Fig 31. Accuracy for all demand profile types, from 0 to 12 months to the stay date, using the random forest classifiers and random forest estimators

Critical Analysis

Looking at the demand profile set selected by the scoring function in section 5.1.2, the demand profiles between them are quite similar. What we are talking about here can be easily seen in the demand profiles in section 5.1.2, if we compare the empirical income distribution of the demand profiles produced by quantile rules with the demand profiles produced by the elastic or Euclidean measures. Considering the amendments in the last DBAs closer to the residency date, this is to be expected.
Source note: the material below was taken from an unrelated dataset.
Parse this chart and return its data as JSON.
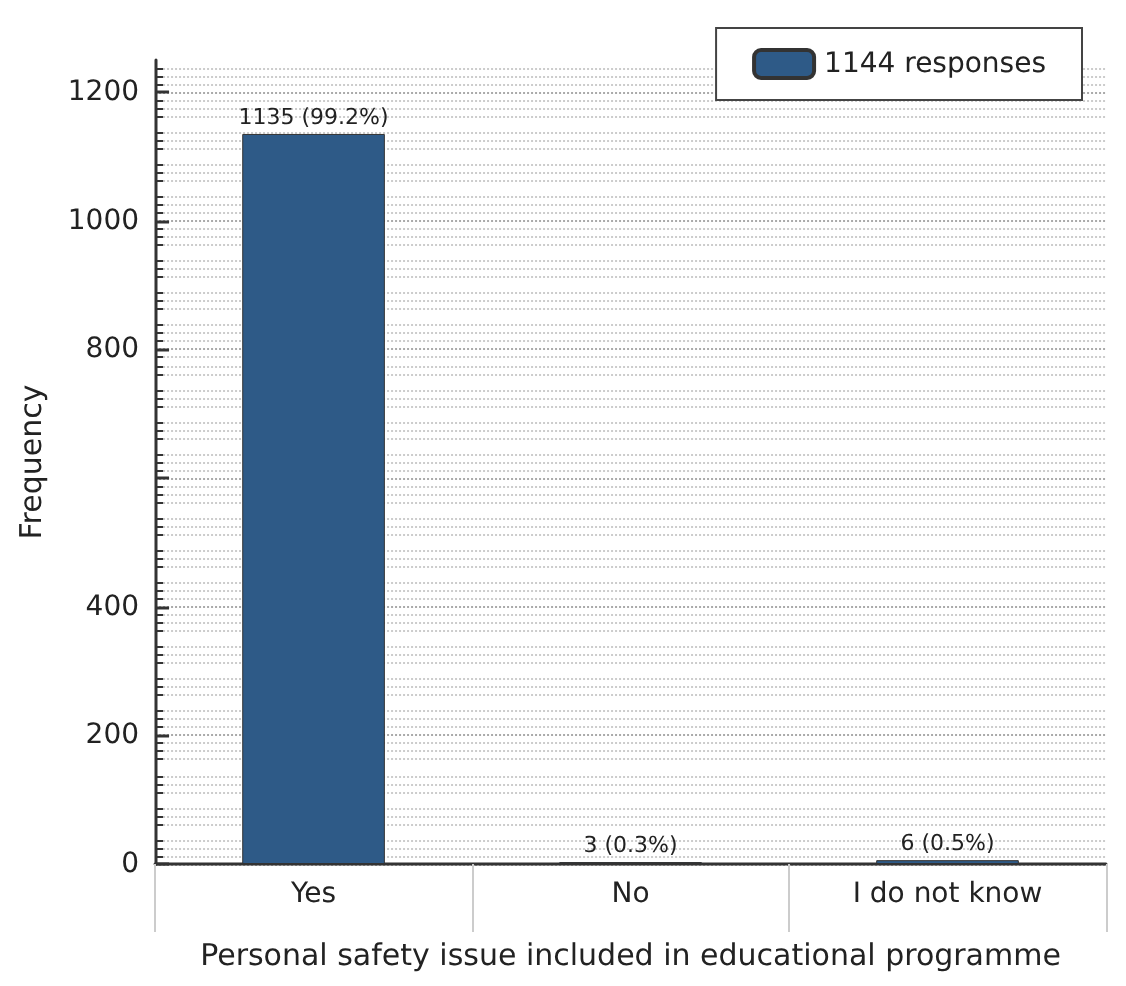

Finally, the Euclidean and elastic demand profiles performed better, while the elastic demand profiles performed the best of the two. On the other hand, the minimum percentage of true positives in the elastic demand profiles was seen in the real demand profile 3 with 26.087% of the representation. However, when we compare the demand profiles from Figures 22 and 24 in section 5.1.2 for the Euclidean and elastic demand profiles, we see that there is a better separation between the elastic demand profiles, compared to the Euclidean demand profiles, which we believe is one of the main reasons for the difference in classification performance.

Conclusion

Future work

An investigation of this methodology using more data (at least 3 years) would allow the use of LSTM or GRU recurrent neural networks as both an optimistic classifier and an estimator. A test that could be done would be that instead of having separate models for estimation and classification, we could have a single recurrent neural network that would integrate both, using padding on the time series when the characteristics of certain DBAs were not observable. We could also get more information from the classifiers we trained about which features have the most influence on each demand profile, using feature importance or methods such as SHapley Additive exPlanations (SHAP).
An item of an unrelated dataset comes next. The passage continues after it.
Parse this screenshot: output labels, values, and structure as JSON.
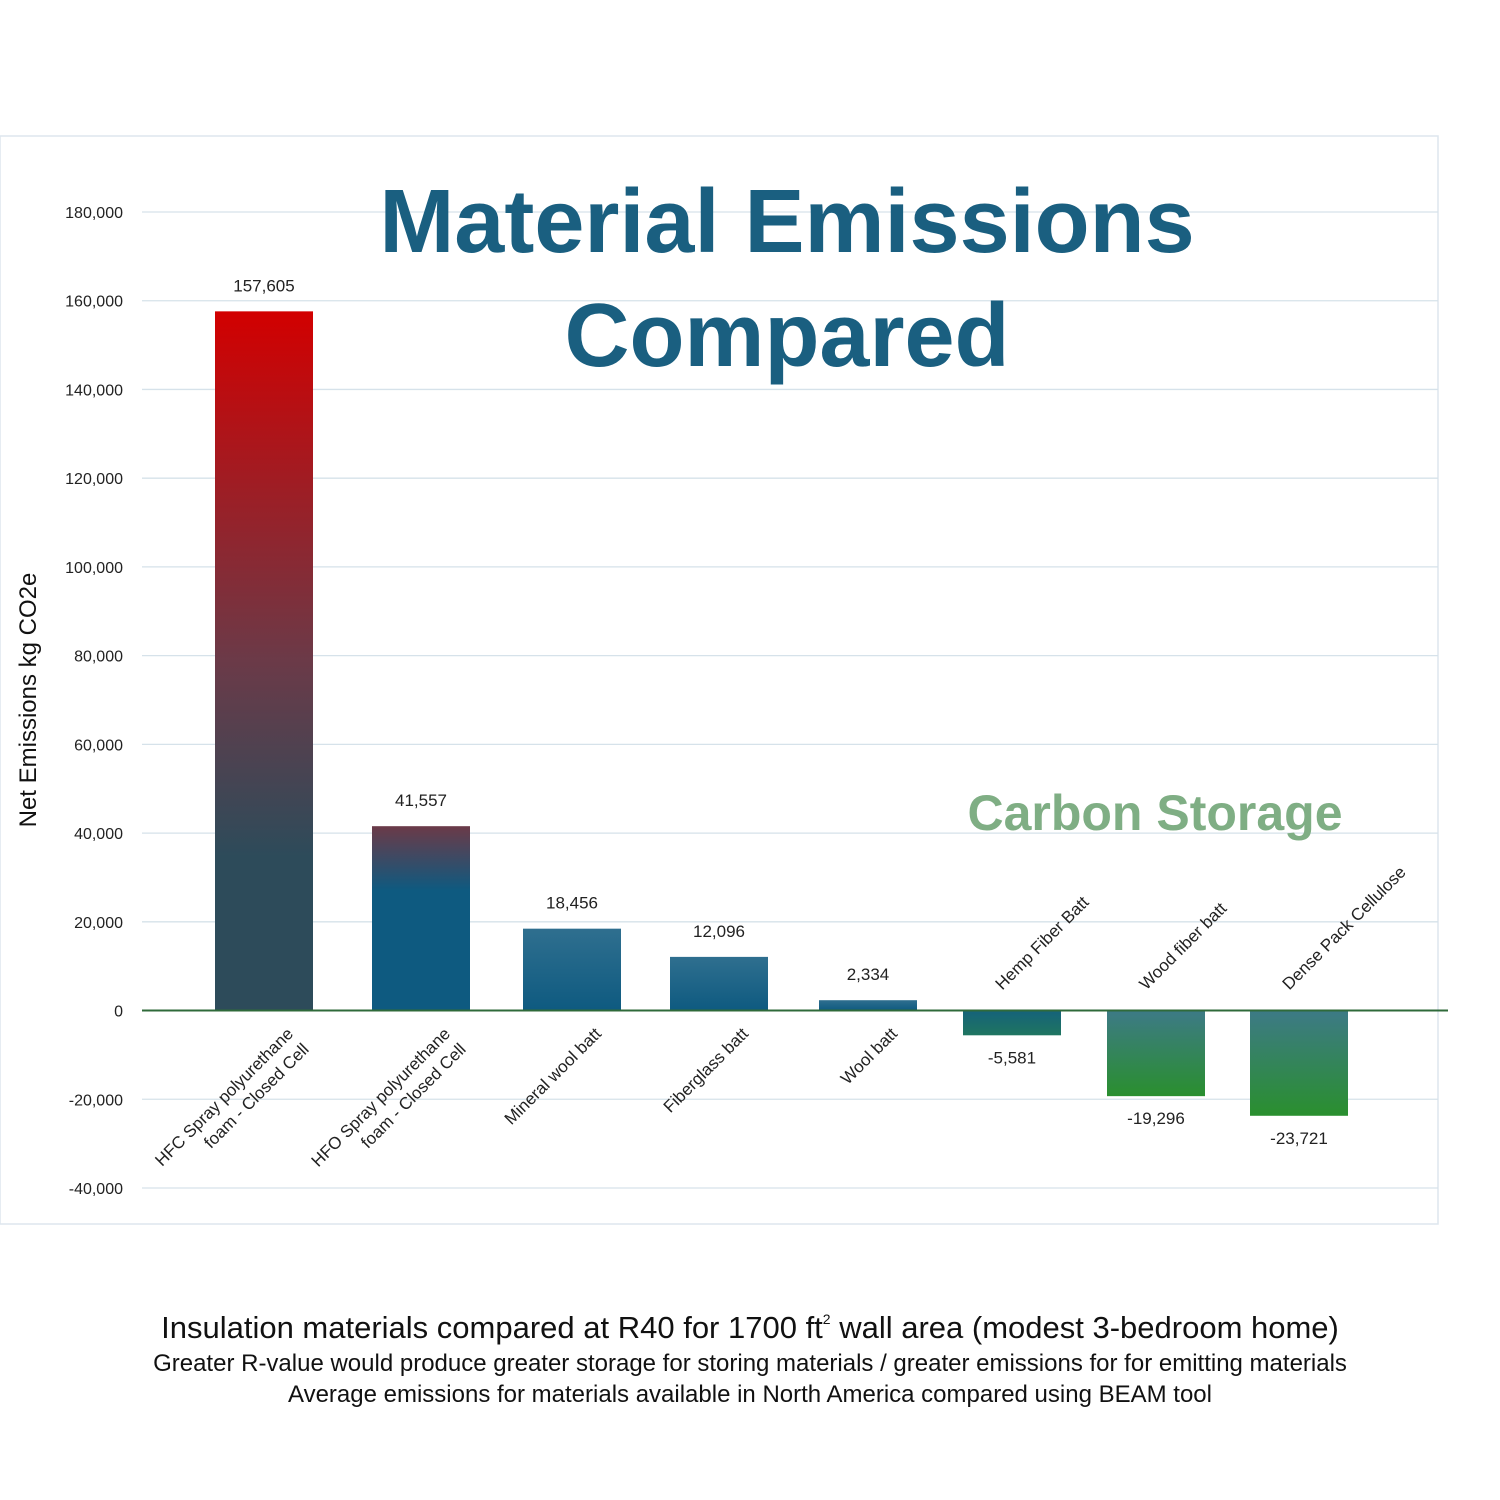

With this information, hotel managers could better understand what defines each demand profile and could actively influence market demand to bring dates of stay into a higher demand profile. Another extension of the methodology we developed would be to include or better handle market segmentation data in the demand profiles. However, these would be two completely different situations, where the first case could be a stay date with a lower demand profile than the second case, although similar in the way we look at it.

Keogh, EJ, Pazzani, MJ: An improved time series representation enabling fast and accurate classification, clustering and relevance feedback. Keogh, E.J., Pazzani, M.J.: A simple dimensionality reduction technique for fast similarity searching in large time series databases. Wang,

Bagnall, A., Lines, J., Bostrom, A., Large, J., Keogh, E.: The amazing time series classification bake off: a review and experimental evaluation of recent algorithmic advances. Hewamalage, H., Bergmeir, C., Bandara, K.: Recurrent neural networks for time series forecasting: current status and future directions. Möller-Levet, C.S., Klawonn, F., Cho, K.-H., Wolkenhauer, O.: Fuzzy Clustering of Short Time- Series and Unevenly Distributed Sampling Points BT - Advances in Intelligent Data Analysis V.